Nuestro propio Viacrucis

03/04/2026 04:00
    En la tradición cristiana, la cruz representa el pecado y el dolor del mundo. En el Sinaloa de hoy, esa cruz la cargamos todos, con el dolor de cientos de familias alcanzadas por la violencia.

    En Sinaloa, esta es la segunda Semana Santa que pasamos con la ola de violencia que nos agobia desde el fatídico septiembre de 2024, con hechos de alto impacto a la orden del día, como si se fundiera el ritual del Calvario y el Viacrucis en una especie de espejo entre lo bíblico y lo cotidiano.

    Hoy, en este Viernes Santo, si buscamos paralelismos, los encontramos:

    Se dice que en la tradición cristiana, la cruz representa el pecado y el dolor del mundo.
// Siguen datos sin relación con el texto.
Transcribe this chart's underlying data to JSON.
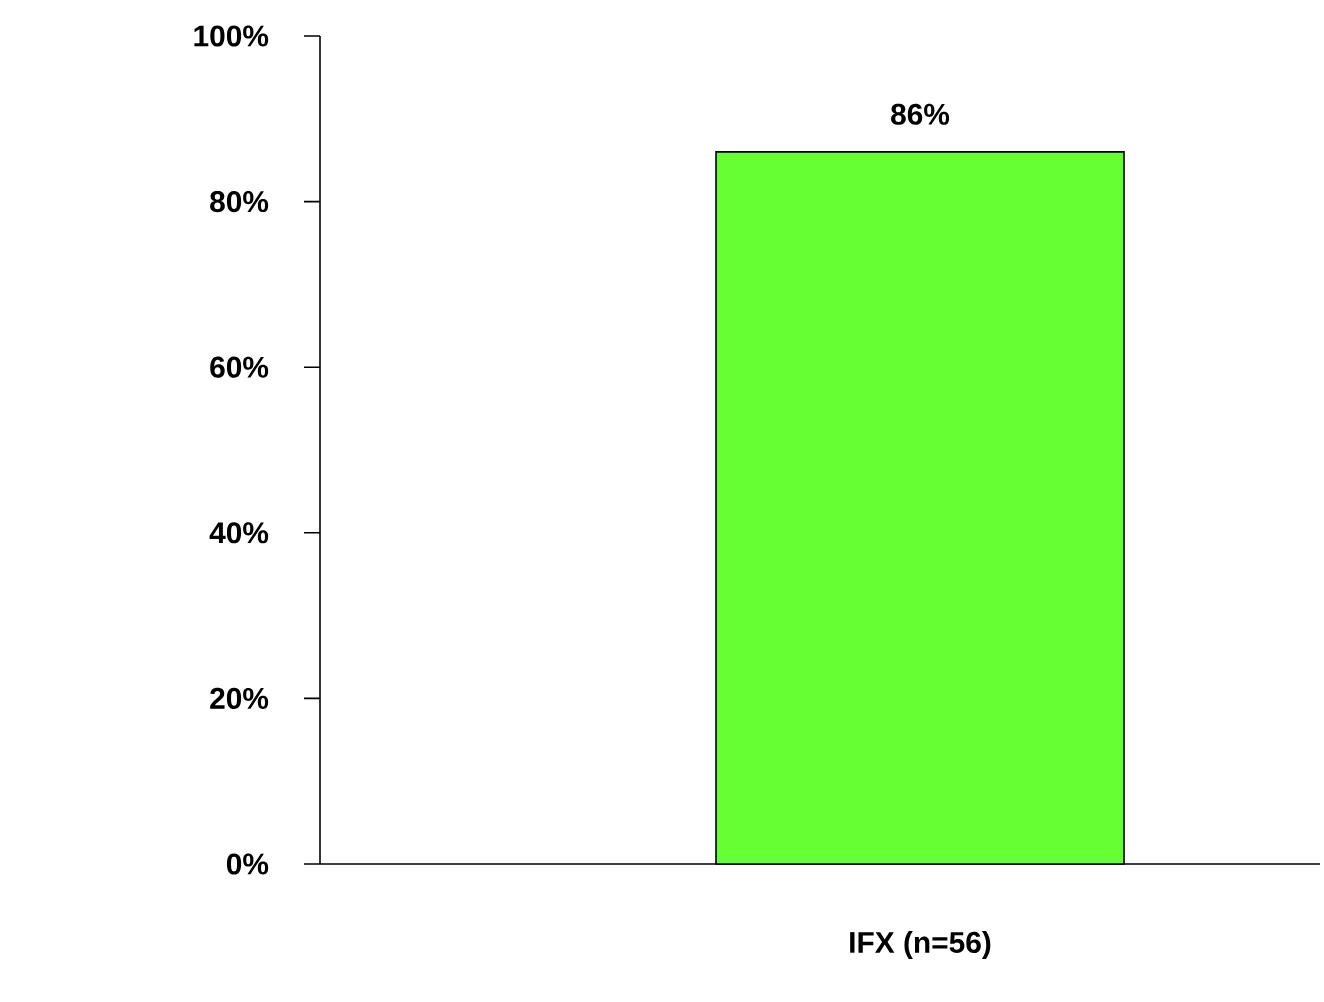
{
  "chart_data": {
    "type": "bar",
    "categories": [
      "IFX (n=56)"
    ],
    "values": [
      86
    ],
    "value_labels": [
      "86%"
    ],
    "color": "#66ff33",
    "ylim": [
      0,
      100
    ],
    "yticks": [
      {
        "value": 0,
        "label": "0%"
      },
      {
        "value": 20,
        "label": "20%"
      },
      {
        "value": 40,
        "label": "40%"
      },
      {
        "value": 60,
        "label": "60%"
      },
      {
        "value": 80,
        "label": "80%"
      },
      {
        "value": 100,
        "label": "100%"
      }
    ]
  }
}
En el Sinaloa de hoy, esa cruz la cargamos todos, con el dolor de cientos de familias alcanzadas por la violencia.

    Nuestra vía dolorosa la vivimos en las calles y colonias de Culiacán, así como en otros puntos del estado y de la zona rural, donde estamos con el agobio y la incertidumbre de que seamos interrumpidos por una bala, el despojo de un auto o un intento de extorsión.

    Los clavos de la Cruz aquí tienen nombre y apellido: asesinados, desaparecidos, heridos de muerte, familias tocadas por el desplazamiento forzado o por un hecho de violencia.

    El Viacrucis de las madres buscadoras, el más palpable, pero también de quienes son víctimas y tienen que enfrentar la burocracia de la justicia.

    “Dios mío, Dios mío,¿por qué me has desamparado?”, fue una de las frases que clamó Jesús rumbo al Calvario, mostrando vulnerabilidad y angustia... y es como a veces nos sentimos ante la importancia de lo que sucede en nuestro estado.